An election for the vice presidency of Nunavut Tunngavik Inc. was also held that same day, using the same polling stations.

Redfern lost to Simon Nattaq—an Iqaluit city councillor—by one vote: 396 to 395.

In a lawsuit filed a month later, Redfern alleged the QIA discriminated against Inuit voters in Ottawa at the time of the election, on the grounds they were not provided with ballots for the community director election when they showed up to Ottawa polling stations.

The QIA also breached its own duty of procedural fairness by not following its election bylaws, Redfern alleges, and by failing to meet expectations of voters that led to confusion on election day.

Redfern’s suit originally sought to quash the election results and hold another election.

But she’s not asking for that anymore. Osualdini changed the focus of her arguments to the way the QIA and its chief returning officer ran the election.

That will first require Cooper to determine if the QIA is a public or private body.

Osualdini argued that the QIA—a private corporation—could qualify as a public body in light of the duties it performs, and therefore become subject to judicial review.

That’s because the association manages benefits for 14,000 Inuit in the Qikiqtani region while also holding surface title to Inuit Owned Lands within its regional jurisdiction, she said.

“Those are public purposes that the QIA operates for,” she said, while also citing the role that designated Inuit associations play in implementing the Nunavut Land Claim Agreement.

Osualdini added that the QIA breached its own electoral laws by operating a satellite polling station in Ottawa under vague, or misleading, advertising regarding which ballots were available on the premises.

The QIA’s election advertising did not mention that only ballots for the executive elections would be available in Ottawa.

But voting for the Iqaluit community director position had to be done exclusively in Iqaluit, or by proxy voting.

Proxy voting is when a registered voter casts an additional vote under the instruction of an absent voter, after providing a signed statement from both parties.

It would not have been “unduly onerous” for the QIA to provide community director ballots in Ottawa, which Osualdini argued was “conceptually different” from other QIA polling stations.

The QIA’s lawyer, Sylvie Molgat, repeated to the court that her client followed its regulations to the letter and that very little consensus on the allegations has been found by the two parties in their two-year-long dispute.

Community director positions have been historically held only in the respective community, Molgat said, and the QIA, “did everything it could to encourage all eligible voters to vote and facilitate their ability to do so” through proxy voting.

The staggered nature of QIA elections make them inherently regional in nature and the timing of a community director position and executive election was simply a coincidence, she said.

Proxy voting was included on official election advertisements and could have been arranged as late as election day, she said.

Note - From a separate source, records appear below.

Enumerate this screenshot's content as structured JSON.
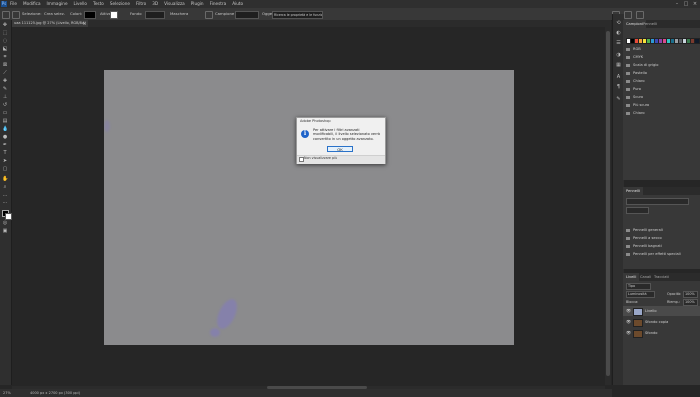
{
  "menubar": {
    "items": [
      "File",
      "Modifica",
      "Immagine",
      "Livello",
      "Testo",
      "Selezione",
      "Filtro",
      "3D",
      "Visualizza",
      "Plugin",
      "Finestra",
      "Aiuto"
    ],
    "logo": "Ps"
  },
  "options_bar": {
    "label_1": "Selezione:",
    "value_1": "Crea selez.",
    "label_2": "Colori:",
    "label_3": "Attiva",
    "label_4": "Fondo",
    "label_5": "Maschera",
    "label_6": "Campione",
    "label_7": "Oggetto",
    "search_text": "Ricerca le proprietà e le funzioni"
  },
  "document_tab": {
    "title": "uaa 111125.jpg @ 27% (Livello, RGB/8#)",
    "close": "×"
  },
  "dialog": {
    "title": "Adobe Photoshop",
    "message": "Per attivare i filtri avanzati modificabili, il livello selezionato verrà convertito in un oggetto avanzato.",
    "ok_label": "OK",
    "checkbox_label": "Non visualizzare più"
  },
  "panel_top": {
    "tabs": [
      "Campioni",
      "Pennelli"
    ],
    "folders": [
      "RGB",
      "CMYK",
      "Scala di grigio",
      "Pastello",
      "Chiaro",
      "Puro",
      "Scuro",
      "Più scuro",
      "Chiaro"
    ],
    "swatch_colors": [
      "#ffffff",
      "#000000",
      "#e84b3a",
      "#f2a33a",
      "#f5e33b",
      "#4fb24e",
      "#2e9ad6",
      "#3a4bb5",
      "#8e44ad",
      "#d94c8c",
      "#2fc6c8",
      "#1c6e8c",
      "#9aa0a6",
      "#5a5f66",
      "#c8d4dc",
      "#3a7a4e",
      "#7a3a2e",
      "#0f1a2a"
    ]
  },
  "panel_brushes": {
    "title": "Pennelli",
    "folders": [
      "Pennelli generali",
      "Pennelli a secco",
      "Pennelli bagnati",
      "Pennelli per effetti speciali"
    ]
  },
  "panel_layers": {
    "tabs": [
      "Livelli",
      "Canali",
      "Tracciati"
    ],
    "filter_label": "Tipo",
    "blend_mode": "Luminosità",
    "opacity_label": "Opacità:",
    "opacity_value": "100%",
    "lock_label": "Blocca:",
    "fill_label": "Riemp.:",
    "fill_value": "100%",
    "layers": [
      {
        "name": "Livello",
        "selected": true
      },
      {
        "name": "Sfondo copia",
        "selected": false
      },
      {
        "name": "Sfondo",
        "selected": false
      }
    ]
  },
  "status": {
    "zoom": "27%",
    "doc_info": "4000 px x 2700 px (300 ppi)"
  },
  "colors": {
    "app_bg": "#262626",
    "canvas": "#8b8b8d",
    "accent": "#1e63c9",
    "stain": "#7b6fe0"
  }
}
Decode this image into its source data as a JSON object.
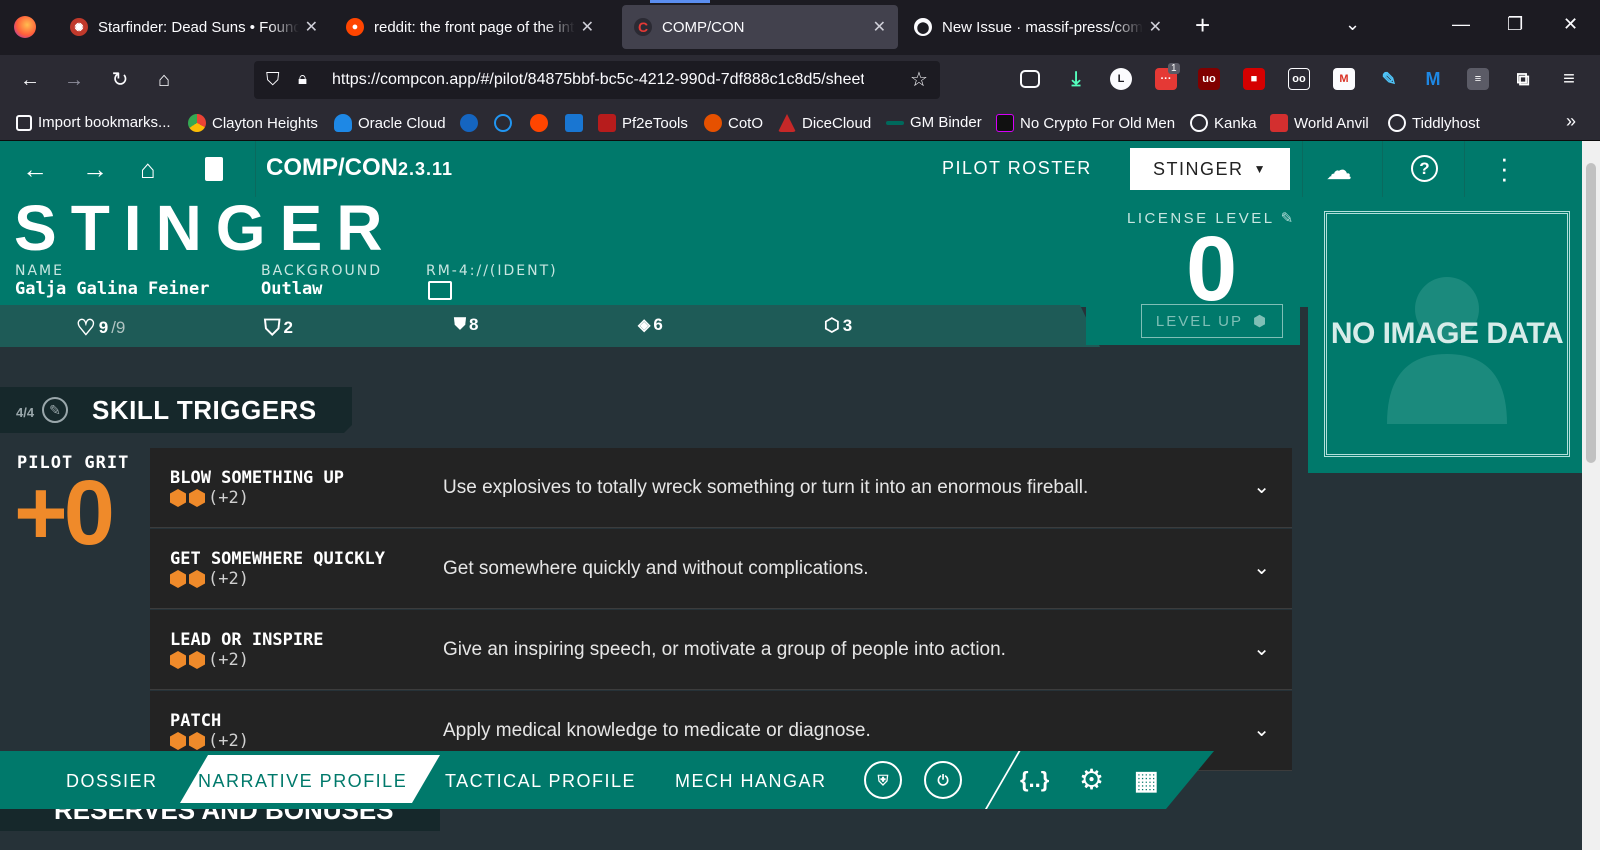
{
  "browser": {
    "tabs": [
      {
        "title": "Starfinder: Dead Suns • Foundry VTT",
        "active": false
      },
      {
        "title": "reddit: the front page of the internet",
        "active": false
      },
      {
        "title": "COMP/CON",
        "active": true
      },
      {
        "title": "New Issue · massif-press/compcon",
        "active": false
      }
    ],
    "new_tab_label": "+",
    "url": "https://compcon.app/#/pilot/84875bbf-bc5c-4212-990d-7df888c1c8d5/sheet",
    "download_badge": "1",
    "bookmarks": [
      {
        "label": "Import bookmarks...",
        "color": "#fbfbfe"
      },
      {
        "label": "Clayton Heights",
        "color": "#f4b400"
      },
      {
        "label": "Oracle Cloud",
        "color": "#1e88e5"
      },
      {
        "label": "",
        "color": "#1565c0"
      },
      {
        "label": "",
        "color": "#2196f3"
      },
      {
        "label": "",
        "color": "#ff4500"
      },
      {
        "label": "",
        "color": "#1976d2"
      },
      {
        "label": "Pf2eTools",
        "color": "#b71c1c"
      },
      {
        "label": "CotO",
        "color": "#e65100"
      },
      {
        "label": "DiceCloud",
        "color": "#c62828"
      },
      {
        "label": "GM Binder",
        "color": "#00695c"
      },
      {
        "label": "No Crypto For Old Men",
        "color": "#111111"
      },
      {
        "label": "Kanka",
        "color": "#fbfbfe"
      },
      {
        "label": "World Anvil",
        "color": "#d32f2f"
      },
      {
        "label": "Tiddlyhost",
        "color": "#fbfbfe"
      }
    ]
  },
  "app": {
    "brand": "COMP/CON",
    "version": "2.3.11",
    "roster_label": "PILOT ROSTER",
    "pilot_selector": "STINGER",
    "header": {
      "callsign": "STINGER",
      "name_label": "NAME",
      "name": "Galja Galina Feiner",
      "background_label": "BACKGROUND",
      "background": "Outlaw",
      "ident_label": "RM-4://(IDENT)",
      "license_label": "LICENSE LEVEL",
      "license_level": "0",
      "level_up": "LEVEL UP",
      "no_image": "NO IMAGE DATA"
    },
    "stats": {
      "hp": "9",
      "hp_max": "/9",
      "armor": "2",
      "edef": "8",
      "evasion": "6",
      "speed": "3"
    },
    "section": {
      "ratio": "4/4",
      "title": "SKILL TRIGGERS",
      "grit_label": "PILOT GRIT",
      "grit_value": "+0"
    },
    "skills": [
      {
        "name": "BLOW SOMETHING UP",
        "rank": "(+2)",
        "desc": "Use explosives to totally wreck something or turn it into an enormous fireball."
      },
      {
        "name": "GET SOMEWHERE QUICKLY",
        "rank": "(+2)",
        "desc": "Get somewhere quickly and without complications."
      },
      {
        "name": "LEAD OR INSPIRE",
        "rank": "(+2)",
        "desc": "Give an inspiring speech, or motivate a group of people into action."
      },
      {
        "name": "PATCH",
        "rank": "(+2)",
        "desc": "Apply medical knowledge to medicate or diagnose."
      }
    ],
    "bottom_nav": {
      "dossier": "DOSSIER",
      "narrative": "NARRATIVE PROFILE",
      "tactical": "TACTICAL PROFILE",
      "hangar": "MECH HANGAR",
      "json": "{..}"
    },
    "next_section": "RESERVES AND BONUSES"
  },
  "colors": {
    "teal": "#00796b",
    "dark_teal": "#1e5b57",
    "bg": "#263238",
    "accent_orange": "#ef8a2a"
  }
}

“Where are all these disgruntled voters that didn’t understand?” Molgat asked the court.

The clarity of the advertisements, Molgat said, “appeared to be clear for everyone but the applicant.”

As for the public or private role of the QIA, which will determine what kind of action Cooper can take in her decision, Molgat argued that the association is undeniably private, while also performing some public functions.

“It’s like fitting a square peg into a round hole,” she said on defining the QIA as a public body.

And while the QIA does have a role under the land claim agreement, being a member of the association in no way affects an Inuk’s rights under the NLCA—an important distinction, Molgat said.

“To suggest that the court has say over QIA’s private governance is ludicrous,” Molgat stated, adding that the court’s valuable time has been left dealing with “abstract questions.”

If the court rules in their favour, Molgat informed Cooper that her client will seek costs for the “inordinate amount of time spent on this matter.”

After hearing submissions, Cooper reserved her decision for a later date, which was not provided when she adjourned court.